O Significado da Santidade

A palavra hebraica Qodesh (pronunciado kah desh), que é traduzida como "santo" e todas as palavras da mesma família linguística, como qadas e qados, sugerem separação, santidade, apartação, pureza. Dizer que Deus é santo quer dizer que Ele é separado, distinto e "totalmente outro" em relação a todo o resto.

A santidade de Deus, em relação ao Seu ser essencial representa tudo em Deus que O torna diferente e maior do que nós. Ela representa a divindade de Deus. A santidade de Deus é a diferença essencial entre Ele e o homem. Somente Deus é Deus, não há ninguém como Ele. É sagrado. Deus é o Criador; o homem, a criatura. É superior ao homem em todos os sentidos. É divino. Como um autor diz: "a santidade é a Divindade de Deus".[3]

A santidade é também vista como um atributo moral de Deus. Do ponto de vista moral, Deus é perfeito, o que também o distingue completamente do homem, que é pecador. A exemplo de vários dos outros Seus atributos, a santidade, apesar de O separar essencial e moralmente da humanidade, é uma qualidade da qual podemos partilhar em um pequeno grau. Qualquer santidade que podemos ter, tanto em função de sermos separados por Deus e consagrados a Ele, ou no nosso comportamento moral, é apenas uma pálida sombra da santidade de Deus, infinitamente superior à nossa. A diferença é que enquanto podemos realizar atos santos, Deus é Santidade.

Porque Eu sou Deus, e não homem, o Santo no meio de ti.[4]

Quem não Te temerá, ó Senhor, e não glorificará o Teu nome? Pois só Tu és santo.[5]

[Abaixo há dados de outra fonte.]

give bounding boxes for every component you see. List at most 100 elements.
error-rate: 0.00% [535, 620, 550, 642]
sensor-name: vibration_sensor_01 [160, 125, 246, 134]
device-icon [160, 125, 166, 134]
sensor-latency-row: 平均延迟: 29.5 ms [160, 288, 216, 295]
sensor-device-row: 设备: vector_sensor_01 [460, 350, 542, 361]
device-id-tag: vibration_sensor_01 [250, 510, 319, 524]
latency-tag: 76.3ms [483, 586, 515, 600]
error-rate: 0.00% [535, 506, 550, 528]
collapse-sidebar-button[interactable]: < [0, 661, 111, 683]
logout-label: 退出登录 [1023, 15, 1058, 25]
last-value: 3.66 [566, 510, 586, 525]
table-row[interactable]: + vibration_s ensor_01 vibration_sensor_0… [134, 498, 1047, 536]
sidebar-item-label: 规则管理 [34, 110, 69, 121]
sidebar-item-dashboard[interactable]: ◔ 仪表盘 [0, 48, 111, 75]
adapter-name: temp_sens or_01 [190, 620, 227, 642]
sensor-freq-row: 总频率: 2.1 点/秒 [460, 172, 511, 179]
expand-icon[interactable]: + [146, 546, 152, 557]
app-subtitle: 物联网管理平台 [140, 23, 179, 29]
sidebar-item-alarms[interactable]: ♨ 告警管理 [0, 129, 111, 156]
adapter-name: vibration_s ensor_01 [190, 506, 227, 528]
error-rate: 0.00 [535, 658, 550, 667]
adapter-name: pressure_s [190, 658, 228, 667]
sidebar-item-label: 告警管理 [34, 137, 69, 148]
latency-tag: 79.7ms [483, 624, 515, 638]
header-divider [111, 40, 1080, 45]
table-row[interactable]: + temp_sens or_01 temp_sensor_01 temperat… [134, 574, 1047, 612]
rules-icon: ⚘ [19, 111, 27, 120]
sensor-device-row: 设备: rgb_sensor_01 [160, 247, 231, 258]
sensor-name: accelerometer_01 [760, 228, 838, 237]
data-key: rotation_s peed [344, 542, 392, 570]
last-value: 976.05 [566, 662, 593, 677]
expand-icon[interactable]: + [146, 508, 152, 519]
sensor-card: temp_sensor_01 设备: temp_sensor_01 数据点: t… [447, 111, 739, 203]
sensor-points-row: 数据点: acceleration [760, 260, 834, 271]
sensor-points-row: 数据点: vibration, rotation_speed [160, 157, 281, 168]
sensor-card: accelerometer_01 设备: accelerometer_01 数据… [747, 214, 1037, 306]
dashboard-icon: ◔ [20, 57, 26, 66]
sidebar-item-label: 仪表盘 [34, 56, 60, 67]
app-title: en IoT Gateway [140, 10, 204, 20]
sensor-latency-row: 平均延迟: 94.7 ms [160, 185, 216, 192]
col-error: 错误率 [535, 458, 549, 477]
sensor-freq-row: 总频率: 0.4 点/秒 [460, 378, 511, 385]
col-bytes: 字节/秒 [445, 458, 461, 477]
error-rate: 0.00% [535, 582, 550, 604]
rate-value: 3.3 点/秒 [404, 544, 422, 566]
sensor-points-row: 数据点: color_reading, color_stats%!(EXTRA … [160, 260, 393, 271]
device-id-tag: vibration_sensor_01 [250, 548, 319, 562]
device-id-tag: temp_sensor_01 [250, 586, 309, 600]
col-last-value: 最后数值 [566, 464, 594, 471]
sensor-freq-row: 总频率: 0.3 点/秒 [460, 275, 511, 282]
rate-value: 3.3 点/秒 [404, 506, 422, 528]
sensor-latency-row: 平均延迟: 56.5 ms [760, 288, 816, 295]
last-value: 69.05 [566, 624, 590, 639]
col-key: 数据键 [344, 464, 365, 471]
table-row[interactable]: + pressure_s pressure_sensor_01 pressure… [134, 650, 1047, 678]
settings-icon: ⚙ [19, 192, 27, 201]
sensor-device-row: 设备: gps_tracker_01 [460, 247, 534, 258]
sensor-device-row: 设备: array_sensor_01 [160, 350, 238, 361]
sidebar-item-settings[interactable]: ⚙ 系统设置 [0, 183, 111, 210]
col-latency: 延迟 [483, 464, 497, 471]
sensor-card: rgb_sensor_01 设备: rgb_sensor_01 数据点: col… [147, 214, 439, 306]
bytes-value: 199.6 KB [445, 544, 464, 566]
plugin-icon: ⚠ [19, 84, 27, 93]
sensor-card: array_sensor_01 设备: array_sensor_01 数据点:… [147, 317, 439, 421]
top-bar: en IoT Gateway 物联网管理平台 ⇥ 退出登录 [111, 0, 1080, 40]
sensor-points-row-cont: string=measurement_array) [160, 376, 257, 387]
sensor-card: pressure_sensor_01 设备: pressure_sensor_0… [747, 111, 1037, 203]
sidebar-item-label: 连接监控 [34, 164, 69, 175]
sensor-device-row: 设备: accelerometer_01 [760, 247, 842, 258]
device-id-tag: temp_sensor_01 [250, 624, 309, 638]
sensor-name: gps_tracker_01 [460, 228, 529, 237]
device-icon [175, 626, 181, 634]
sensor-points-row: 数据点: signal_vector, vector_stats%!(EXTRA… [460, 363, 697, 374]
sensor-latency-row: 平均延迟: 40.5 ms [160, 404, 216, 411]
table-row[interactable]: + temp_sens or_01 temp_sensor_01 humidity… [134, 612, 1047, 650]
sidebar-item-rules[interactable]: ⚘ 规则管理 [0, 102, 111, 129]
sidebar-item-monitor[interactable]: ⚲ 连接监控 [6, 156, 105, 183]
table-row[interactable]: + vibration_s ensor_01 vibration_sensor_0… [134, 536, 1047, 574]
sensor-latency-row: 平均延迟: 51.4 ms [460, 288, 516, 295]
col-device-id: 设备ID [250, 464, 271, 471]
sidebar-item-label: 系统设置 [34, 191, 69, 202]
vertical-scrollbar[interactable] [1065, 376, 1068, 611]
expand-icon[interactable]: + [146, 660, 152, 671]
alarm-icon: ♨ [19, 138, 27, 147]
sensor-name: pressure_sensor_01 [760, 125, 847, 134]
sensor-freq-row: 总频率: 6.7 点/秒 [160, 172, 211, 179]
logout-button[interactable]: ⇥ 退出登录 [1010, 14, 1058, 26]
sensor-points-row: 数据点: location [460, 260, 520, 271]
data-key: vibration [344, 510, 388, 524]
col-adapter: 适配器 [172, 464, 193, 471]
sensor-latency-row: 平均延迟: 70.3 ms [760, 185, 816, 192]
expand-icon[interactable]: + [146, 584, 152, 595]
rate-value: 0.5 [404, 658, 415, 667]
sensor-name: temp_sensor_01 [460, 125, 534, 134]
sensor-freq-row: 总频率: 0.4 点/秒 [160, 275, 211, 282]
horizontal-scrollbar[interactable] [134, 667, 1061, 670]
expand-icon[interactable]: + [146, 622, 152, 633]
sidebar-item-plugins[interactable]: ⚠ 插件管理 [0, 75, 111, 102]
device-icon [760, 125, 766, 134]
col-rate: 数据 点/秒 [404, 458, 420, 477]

A santidade de Deus denota Sua majestade suprema, Sua grandiosidade, que Ele é extremamente exaltado sobre todas as criaturas.

Ó Senhor, quem é como Tu entre os deuses? Quem é como Tu glorificado em santidade, terrível em louvores, operando maravilhas?[6]

Assim diz o Alto, o Sublime, que habita na eternidade, e cujo nome é Santo: “Num alto e santo lugar habito"[7]

Na visão que Isaías teve de Deus, descrita no sexto capítulo do seu livro, o profeta falou sobre a santidade de Deus:

Eu vi o Senhor assentado sobre um alto e sublime trono, e as orlas do Seu manto enchiam o templo. Os serafins estavam acima dEle, cada um tinha seis asas: Com duas cobriam os Seus rosto, com duas cobriam os Seus pés e com duas voavam. E clamavam uns aos outros, dizendo: “Santo, Santo, Santo é o Senhor dos Exércitos; toda a terra está cheia da Sua glória"[8]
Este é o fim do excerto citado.